Diogo’nun kurbanları yoldan geçen fakirlerdi. Onları soyduktan sonra gözlerini bağlayıp Aquedato das Aguas Livre adlı su kemerinin tepesine götürdü ve aşağı attı. 65 metreden aşağı düşen kurbanlar anında öldüler. Kurbanlarını öldürme yöntemi nedeniyle Diogo’ya “Su Kemeri Katili” lakabı takıldı. İlk takma adı ise çocukken attan düşüp kafasını çarptığı bir kazaya atıfta bulunan “darbe” anlamına gelen “Pacanda” idi.
Seri katil Diogo Alves, 1836-1840 yılları arasında tam 70 kişinin ölümüne neden oldu
Aquedito das Águas Livres, Diogo’nun ölüm yeri haline geldi. Burada, 1836-1840 yılları arasında 70 kişiyi öldürdü. Hatta ilk kurbanın cesedinin asla bulunamaması için onu 170 parçaya ayırdı. Aynı yerde işlenen 70 cinayetin polis tarafından tespit edilmemesi çoğu insan için sürpriz olabilir. Ancak o zamanlar, 1820 Liberal Devrimi yüzünden ülke ekonomik ve siyasi bir krizin ortasındaydı. Ülkedeki insanların büyük bir çoğunluğu finansal sıkıntılarla uğraşıyordu. Bu nedenle polis, su kemerinde bulunan insanların intihar ettiklerini düşündü. Su kemerinde çok sayıda ölü insan bulunduğu için halk korkmaya başladı ve su kemeri kapatıldı.

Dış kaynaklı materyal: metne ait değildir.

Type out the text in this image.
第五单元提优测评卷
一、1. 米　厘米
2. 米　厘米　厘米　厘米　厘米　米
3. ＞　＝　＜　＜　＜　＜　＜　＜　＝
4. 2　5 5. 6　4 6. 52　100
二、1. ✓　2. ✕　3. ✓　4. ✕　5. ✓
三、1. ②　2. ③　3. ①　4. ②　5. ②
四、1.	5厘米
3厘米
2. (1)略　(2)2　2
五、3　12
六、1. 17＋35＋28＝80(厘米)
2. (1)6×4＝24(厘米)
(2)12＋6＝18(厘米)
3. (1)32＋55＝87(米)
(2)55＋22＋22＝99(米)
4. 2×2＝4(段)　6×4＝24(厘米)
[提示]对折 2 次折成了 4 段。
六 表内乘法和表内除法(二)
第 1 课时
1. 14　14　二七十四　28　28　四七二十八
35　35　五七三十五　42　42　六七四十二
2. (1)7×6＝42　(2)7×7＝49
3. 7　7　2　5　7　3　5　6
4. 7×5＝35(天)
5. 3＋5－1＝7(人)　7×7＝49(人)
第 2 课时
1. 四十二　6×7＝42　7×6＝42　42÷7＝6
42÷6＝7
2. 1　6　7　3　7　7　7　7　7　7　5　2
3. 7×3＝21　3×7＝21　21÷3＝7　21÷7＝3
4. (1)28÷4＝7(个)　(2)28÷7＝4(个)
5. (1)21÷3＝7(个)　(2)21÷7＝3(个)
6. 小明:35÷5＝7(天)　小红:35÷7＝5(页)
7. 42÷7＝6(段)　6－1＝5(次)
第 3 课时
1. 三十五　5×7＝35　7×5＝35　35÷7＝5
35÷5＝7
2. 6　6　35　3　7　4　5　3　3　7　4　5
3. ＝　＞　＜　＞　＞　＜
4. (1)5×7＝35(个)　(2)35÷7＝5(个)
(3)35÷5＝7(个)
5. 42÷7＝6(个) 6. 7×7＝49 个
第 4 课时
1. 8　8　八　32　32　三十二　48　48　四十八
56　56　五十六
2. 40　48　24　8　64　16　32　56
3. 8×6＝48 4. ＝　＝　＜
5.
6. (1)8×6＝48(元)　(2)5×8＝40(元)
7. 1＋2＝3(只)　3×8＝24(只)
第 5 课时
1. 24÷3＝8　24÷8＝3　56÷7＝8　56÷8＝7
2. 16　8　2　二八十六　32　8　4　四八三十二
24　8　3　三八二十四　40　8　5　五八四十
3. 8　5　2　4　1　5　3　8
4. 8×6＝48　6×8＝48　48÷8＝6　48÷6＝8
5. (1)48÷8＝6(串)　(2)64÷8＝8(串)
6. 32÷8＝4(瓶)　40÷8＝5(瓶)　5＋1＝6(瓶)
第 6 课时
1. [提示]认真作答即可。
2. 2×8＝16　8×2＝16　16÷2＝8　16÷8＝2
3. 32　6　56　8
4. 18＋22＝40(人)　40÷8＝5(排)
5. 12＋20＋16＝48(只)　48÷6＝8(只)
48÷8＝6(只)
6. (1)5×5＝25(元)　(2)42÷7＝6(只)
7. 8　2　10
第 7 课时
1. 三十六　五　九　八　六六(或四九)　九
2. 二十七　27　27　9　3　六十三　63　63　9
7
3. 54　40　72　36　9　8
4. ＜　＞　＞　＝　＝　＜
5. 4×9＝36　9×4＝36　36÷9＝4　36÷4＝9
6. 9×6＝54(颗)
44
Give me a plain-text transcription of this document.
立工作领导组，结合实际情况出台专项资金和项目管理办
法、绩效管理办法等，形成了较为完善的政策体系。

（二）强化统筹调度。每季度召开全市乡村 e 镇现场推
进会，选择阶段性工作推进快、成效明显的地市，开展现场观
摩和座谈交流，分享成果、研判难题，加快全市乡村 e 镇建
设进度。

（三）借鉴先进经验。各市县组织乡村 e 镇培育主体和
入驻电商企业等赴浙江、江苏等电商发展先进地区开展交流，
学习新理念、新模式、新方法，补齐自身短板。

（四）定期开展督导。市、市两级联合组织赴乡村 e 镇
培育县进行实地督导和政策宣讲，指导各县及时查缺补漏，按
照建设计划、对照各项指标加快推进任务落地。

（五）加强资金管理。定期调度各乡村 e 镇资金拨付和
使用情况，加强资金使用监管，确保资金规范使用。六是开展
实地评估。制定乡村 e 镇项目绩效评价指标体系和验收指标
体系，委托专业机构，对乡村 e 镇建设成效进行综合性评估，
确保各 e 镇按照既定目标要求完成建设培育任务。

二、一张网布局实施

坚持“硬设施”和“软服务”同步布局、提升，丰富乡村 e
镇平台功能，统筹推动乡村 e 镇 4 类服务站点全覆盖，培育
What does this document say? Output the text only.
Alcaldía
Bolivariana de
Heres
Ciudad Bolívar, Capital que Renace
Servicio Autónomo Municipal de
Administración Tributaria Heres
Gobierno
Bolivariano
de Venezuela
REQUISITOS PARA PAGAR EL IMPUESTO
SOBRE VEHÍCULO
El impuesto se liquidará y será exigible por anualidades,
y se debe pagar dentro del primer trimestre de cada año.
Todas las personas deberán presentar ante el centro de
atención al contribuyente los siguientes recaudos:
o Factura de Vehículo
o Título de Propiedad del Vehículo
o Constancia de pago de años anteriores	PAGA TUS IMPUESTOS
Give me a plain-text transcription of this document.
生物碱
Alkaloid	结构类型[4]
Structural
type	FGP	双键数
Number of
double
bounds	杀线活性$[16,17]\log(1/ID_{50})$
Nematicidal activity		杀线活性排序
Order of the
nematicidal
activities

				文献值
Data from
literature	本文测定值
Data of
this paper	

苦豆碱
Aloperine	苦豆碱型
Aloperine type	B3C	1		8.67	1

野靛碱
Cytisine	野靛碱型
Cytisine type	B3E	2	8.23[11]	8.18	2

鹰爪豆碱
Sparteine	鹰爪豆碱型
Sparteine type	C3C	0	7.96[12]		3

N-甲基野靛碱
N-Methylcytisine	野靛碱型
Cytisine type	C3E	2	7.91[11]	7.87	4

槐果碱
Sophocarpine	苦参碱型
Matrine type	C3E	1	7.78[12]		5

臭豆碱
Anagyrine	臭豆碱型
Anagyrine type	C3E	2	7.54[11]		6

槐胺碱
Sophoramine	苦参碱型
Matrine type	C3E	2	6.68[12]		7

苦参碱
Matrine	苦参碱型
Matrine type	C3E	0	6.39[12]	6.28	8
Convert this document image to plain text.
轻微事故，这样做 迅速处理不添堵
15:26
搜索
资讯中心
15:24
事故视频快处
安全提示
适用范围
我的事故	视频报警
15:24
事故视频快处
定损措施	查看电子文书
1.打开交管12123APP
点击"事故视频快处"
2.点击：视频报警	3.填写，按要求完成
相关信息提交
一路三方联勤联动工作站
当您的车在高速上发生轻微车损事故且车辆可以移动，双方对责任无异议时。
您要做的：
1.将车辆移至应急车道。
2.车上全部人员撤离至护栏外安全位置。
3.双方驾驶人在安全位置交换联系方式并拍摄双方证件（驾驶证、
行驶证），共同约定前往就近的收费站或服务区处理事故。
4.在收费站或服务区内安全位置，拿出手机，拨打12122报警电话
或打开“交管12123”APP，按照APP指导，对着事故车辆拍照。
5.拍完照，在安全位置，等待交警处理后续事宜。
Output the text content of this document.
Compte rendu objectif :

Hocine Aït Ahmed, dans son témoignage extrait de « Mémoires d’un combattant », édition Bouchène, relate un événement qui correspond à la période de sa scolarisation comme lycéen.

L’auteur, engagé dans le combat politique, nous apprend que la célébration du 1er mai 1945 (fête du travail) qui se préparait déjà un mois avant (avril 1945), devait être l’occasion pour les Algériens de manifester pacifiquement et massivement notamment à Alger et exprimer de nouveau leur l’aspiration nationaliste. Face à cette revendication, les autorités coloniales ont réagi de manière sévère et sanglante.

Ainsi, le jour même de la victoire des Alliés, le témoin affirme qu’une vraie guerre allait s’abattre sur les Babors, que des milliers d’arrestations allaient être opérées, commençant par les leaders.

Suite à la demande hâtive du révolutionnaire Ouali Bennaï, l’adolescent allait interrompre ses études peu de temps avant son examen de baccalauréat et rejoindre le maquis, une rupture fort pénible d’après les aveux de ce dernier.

Bunun üzerine Diogo, daha zengin insanları hedef almak için katillerden oluşan bir çete kurdu. Bu çete özel konutlara girerek hırsızlık yapmaya başladı. Bir gün çete, bir doktorun evinde dört kişiyi öldürürken yakalandı ve Diogo tutuklanıp idama mahkum edildi.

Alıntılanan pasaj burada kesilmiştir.